Monday, February 28, 2011

on desire,



‘L’appétit avec conscience de lui-même’ - ”Appetite with knowledge of himself,” was the definition of desire for Spinoza. Indeed, in its universal definition, the desire is a particular tendency to want to get something to satisfy a need, a desire. In philosophy, the longing/desire to seek recognition of others and demonstrates a lack. It is a condition of human life that can register its existence in time, because the desire is inseparable from the projection into the future.

Living without releasing your desires is to live like a stone. In an ancient text describing conversations with his pupils, Socrates thinks that a life incontinent, that is to say without restraint, is a dissolute life and inconsistent. Using a metaphor, Socrates shows that such a life is absurd because it amounts to fill barrels drilled. Callicles responds that it is precisely this inconsistency is a source of pleasure and excitement. ”The man with casks has no pleasure,” because happiness is not in possession and comfort, but in the excitement of the conquest and the alternation of pleasure and pain.

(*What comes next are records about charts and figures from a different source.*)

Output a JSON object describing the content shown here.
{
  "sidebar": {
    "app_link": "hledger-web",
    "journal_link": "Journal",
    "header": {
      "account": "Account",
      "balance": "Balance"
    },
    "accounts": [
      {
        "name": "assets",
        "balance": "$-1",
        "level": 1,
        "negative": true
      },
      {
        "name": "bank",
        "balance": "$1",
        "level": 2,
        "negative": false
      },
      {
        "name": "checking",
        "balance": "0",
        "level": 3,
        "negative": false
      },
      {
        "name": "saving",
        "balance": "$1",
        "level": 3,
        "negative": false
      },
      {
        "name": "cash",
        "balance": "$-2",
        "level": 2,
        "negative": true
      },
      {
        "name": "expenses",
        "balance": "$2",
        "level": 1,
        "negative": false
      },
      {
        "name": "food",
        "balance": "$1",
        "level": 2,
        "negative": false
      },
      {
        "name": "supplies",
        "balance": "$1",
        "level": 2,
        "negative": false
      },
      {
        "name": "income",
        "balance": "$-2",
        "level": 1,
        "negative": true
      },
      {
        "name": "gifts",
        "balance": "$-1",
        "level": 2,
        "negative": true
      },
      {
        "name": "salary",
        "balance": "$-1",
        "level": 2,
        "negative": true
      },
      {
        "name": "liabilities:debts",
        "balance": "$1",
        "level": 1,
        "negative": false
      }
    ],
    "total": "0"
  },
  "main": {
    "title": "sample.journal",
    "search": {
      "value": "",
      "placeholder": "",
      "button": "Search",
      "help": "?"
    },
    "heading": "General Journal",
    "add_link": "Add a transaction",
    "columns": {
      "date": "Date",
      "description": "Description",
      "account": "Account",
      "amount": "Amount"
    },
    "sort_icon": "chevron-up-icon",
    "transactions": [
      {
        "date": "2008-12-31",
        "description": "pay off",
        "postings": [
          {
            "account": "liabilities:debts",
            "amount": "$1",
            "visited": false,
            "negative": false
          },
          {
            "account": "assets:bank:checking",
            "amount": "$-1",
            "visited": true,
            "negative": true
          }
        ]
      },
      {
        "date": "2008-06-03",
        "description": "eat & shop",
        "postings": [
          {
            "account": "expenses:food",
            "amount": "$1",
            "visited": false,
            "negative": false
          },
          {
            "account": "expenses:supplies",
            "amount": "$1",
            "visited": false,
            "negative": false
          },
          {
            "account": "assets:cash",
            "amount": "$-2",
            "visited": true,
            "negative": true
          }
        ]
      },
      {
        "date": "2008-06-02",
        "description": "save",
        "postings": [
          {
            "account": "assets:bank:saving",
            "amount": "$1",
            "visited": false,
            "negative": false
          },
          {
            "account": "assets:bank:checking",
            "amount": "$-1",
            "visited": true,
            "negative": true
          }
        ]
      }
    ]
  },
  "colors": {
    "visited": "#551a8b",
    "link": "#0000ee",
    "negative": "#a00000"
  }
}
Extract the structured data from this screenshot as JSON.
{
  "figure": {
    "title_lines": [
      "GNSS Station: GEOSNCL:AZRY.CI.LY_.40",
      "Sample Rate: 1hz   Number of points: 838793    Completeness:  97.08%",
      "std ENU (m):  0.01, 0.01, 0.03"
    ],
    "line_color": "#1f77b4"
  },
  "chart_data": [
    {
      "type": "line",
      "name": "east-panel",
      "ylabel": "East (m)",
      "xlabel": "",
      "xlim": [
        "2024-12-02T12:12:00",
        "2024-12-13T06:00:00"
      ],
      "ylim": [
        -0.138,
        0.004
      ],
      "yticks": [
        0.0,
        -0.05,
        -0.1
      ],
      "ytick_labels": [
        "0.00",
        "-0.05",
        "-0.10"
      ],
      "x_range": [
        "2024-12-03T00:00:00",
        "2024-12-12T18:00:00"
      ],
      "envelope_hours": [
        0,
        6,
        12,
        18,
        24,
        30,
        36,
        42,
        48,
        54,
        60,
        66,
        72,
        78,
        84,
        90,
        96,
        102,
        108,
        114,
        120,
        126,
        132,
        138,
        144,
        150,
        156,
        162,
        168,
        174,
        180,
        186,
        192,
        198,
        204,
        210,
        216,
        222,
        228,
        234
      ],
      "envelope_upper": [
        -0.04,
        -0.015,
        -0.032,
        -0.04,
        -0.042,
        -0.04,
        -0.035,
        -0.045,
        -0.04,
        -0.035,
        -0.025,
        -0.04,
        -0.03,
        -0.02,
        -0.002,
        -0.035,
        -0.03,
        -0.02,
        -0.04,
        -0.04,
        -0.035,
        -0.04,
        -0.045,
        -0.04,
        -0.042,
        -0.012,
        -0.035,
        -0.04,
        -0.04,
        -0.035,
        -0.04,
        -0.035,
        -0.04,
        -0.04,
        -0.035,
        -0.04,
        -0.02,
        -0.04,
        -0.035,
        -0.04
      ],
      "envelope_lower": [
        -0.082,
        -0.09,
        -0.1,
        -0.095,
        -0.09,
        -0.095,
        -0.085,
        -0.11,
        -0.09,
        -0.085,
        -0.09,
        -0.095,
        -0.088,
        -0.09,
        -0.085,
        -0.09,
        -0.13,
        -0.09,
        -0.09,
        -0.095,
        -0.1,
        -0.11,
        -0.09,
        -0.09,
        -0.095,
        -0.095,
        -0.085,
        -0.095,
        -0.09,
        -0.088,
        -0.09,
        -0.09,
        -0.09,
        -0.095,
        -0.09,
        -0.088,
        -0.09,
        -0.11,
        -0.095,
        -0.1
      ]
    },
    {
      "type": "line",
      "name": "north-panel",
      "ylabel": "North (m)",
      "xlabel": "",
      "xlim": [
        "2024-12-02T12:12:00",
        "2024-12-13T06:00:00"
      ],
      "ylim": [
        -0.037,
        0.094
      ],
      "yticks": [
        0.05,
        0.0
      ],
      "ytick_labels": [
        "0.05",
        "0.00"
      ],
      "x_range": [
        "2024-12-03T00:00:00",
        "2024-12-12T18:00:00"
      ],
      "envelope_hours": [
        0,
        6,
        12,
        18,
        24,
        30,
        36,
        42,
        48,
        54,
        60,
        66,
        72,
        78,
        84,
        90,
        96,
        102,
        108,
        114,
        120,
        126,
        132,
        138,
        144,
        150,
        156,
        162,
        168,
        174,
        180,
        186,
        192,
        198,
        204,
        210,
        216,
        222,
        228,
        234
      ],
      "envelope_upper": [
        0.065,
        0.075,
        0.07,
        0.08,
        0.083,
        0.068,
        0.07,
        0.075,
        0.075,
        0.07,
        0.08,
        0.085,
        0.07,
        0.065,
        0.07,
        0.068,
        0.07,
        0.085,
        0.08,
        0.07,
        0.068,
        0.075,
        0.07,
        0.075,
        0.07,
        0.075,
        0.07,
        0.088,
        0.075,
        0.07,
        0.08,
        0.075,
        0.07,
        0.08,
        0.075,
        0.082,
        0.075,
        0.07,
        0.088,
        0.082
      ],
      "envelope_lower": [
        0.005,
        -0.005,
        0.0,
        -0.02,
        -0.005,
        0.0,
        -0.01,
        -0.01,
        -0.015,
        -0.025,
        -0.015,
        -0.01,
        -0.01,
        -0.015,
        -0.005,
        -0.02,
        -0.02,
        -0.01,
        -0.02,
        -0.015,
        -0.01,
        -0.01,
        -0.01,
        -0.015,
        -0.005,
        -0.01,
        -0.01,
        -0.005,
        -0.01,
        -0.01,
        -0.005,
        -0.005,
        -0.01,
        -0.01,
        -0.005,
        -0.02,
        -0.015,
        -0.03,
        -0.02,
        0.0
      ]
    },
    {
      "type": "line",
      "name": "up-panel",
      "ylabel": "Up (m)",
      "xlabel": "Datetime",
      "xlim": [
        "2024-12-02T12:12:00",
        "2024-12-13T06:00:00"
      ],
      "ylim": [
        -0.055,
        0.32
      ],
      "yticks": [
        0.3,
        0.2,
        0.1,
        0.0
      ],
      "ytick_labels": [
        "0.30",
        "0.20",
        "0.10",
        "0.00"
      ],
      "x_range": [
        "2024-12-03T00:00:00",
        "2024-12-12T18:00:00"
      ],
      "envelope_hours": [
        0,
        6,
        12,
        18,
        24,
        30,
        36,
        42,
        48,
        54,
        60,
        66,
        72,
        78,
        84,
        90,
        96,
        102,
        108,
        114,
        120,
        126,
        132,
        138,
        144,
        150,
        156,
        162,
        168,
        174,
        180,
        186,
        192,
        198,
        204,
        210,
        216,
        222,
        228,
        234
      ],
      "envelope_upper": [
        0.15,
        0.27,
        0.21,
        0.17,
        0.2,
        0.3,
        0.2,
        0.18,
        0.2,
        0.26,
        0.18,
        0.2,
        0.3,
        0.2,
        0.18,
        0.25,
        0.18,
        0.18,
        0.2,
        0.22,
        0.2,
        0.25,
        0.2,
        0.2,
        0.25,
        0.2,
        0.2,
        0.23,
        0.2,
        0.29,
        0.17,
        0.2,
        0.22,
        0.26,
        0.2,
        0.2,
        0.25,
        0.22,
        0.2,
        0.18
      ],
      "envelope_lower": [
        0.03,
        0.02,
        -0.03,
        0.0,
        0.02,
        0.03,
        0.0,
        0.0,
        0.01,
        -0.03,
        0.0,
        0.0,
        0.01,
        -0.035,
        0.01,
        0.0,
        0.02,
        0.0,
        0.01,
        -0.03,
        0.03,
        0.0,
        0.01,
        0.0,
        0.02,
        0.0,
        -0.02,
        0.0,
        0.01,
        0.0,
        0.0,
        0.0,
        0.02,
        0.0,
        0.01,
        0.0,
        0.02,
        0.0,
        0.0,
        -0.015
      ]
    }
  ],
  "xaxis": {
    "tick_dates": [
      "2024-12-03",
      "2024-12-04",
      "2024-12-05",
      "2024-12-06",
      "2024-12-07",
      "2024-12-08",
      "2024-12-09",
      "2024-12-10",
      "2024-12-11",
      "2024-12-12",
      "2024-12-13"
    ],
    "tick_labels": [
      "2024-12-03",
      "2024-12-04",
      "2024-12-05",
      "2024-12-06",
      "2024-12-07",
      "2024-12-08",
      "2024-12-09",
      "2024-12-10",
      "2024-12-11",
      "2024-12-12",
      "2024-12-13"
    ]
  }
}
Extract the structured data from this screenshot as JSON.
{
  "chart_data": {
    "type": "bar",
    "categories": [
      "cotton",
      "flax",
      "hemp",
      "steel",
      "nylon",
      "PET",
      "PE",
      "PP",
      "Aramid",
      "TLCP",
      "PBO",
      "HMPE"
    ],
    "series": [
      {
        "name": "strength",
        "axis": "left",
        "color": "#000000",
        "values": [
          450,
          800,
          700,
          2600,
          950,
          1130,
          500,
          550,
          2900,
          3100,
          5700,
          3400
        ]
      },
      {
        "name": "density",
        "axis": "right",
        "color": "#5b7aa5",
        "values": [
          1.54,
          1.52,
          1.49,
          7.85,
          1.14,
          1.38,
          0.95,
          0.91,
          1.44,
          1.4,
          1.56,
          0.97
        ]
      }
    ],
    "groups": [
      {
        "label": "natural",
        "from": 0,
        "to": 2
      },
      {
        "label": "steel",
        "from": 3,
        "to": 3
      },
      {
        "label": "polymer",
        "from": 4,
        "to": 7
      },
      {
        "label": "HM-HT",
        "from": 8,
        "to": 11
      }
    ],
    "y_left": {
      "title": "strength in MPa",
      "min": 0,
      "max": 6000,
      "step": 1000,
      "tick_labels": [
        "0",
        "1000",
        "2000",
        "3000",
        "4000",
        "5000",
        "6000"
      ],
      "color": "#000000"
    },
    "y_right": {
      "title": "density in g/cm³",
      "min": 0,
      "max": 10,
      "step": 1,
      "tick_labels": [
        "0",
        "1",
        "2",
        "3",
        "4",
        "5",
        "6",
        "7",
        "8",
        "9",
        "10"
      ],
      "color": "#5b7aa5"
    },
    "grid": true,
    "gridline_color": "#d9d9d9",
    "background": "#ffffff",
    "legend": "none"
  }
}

As Rousseau said, “It excites the imagination and nourishes (…) desires” and who attribute to the object, qualities he did not. The reality is often disappointing because it does not coincide with what I had imagined and the expectation of appointment is sometimes more beautiful than the appointment itself. Rousseau concludes, “we enjoy what we get less than what we hoped, and we are happy to be happy than before.

Life without desire is the life of a death in life. This amounts to show that even the desire is inseparable from life. So the real reason emerges from the struggle between the desires. So the desire is part and parcel of human life; an essential faculty of human life. It is constitutive of individuals and allows them to move forward in life because a desire is constantly renewed by another and so on … The people, through desire, seek to fill a lack - a flaw. And we do not mind, one bit.